Lightly tufted grass-like perennial herb with a semi-arching habit, spreading by underground stems. Prefers moist sites but tolerates dry shade once established.

An attractive hardy plant useful for rockeries, mass plantings and borders. Suitable for
containers. Drought and frost tolerant. It provides useful habitat for ground fauna. It attracts butterflies, and provides food for caterpillars of native butterflies and moths.

This is a low maintenance plant but may require occasional pruning to remove tattered ends. It is not subject to any known pests and diseases. Once established this species requires very little to no irrigation, making it a low water use plant. As it is slow growing it is ideal as a container plant.

  1. Whitehorse Council
  2. Yarra Ranges Council (Victora, close to us)
  3. Greening Australia
  4. Royal Botanic Gardens Victoria (VICFLORA, technical, good photos)
  5. Wikipedia (free online encyclopedia)
  6. Australian National Botanic Garden
  7. iNaturalist
  8. Royal Botanic Gardens (Kew UK, technical)

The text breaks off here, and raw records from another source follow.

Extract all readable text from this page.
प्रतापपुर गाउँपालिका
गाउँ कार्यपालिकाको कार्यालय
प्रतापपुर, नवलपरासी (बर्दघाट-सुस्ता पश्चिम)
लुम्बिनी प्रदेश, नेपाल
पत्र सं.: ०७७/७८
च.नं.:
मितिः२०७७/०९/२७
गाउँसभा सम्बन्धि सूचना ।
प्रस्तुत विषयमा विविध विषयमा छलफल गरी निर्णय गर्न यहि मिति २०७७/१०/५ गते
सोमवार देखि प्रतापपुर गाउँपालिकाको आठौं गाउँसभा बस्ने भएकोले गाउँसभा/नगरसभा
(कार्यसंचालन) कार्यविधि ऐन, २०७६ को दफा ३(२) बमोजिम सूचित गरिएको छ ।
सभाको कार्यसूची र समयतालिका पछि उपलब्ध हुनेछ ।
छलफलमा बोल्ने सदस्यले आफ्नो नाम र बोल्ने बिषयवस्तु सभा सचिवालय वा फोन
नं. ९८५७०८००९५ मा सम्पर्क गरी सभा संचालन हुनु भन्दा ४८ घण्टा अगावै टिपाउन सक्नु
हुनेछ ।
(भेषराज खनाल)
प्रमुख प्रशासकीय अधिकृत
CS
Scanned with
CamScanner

Seed collecting is from late January to late February. Monitor closely as mature seeds shed quickly  Seed
is dispersed locally.

To collect, cut the stems with secateurs and place upside down in a large bag. The seed will be easier to extract if the capsules are still attached to the stems. Threshing may be required to fully extract seed.

L. filiformis appears to only set low quantities of seeds every 3-5 years.

Soaking seeds in warm water 24 hours prior to sowing will help break their dormancy.  Their germination rate is low and they can take between 4 to 12 weeks or even longer to emerge.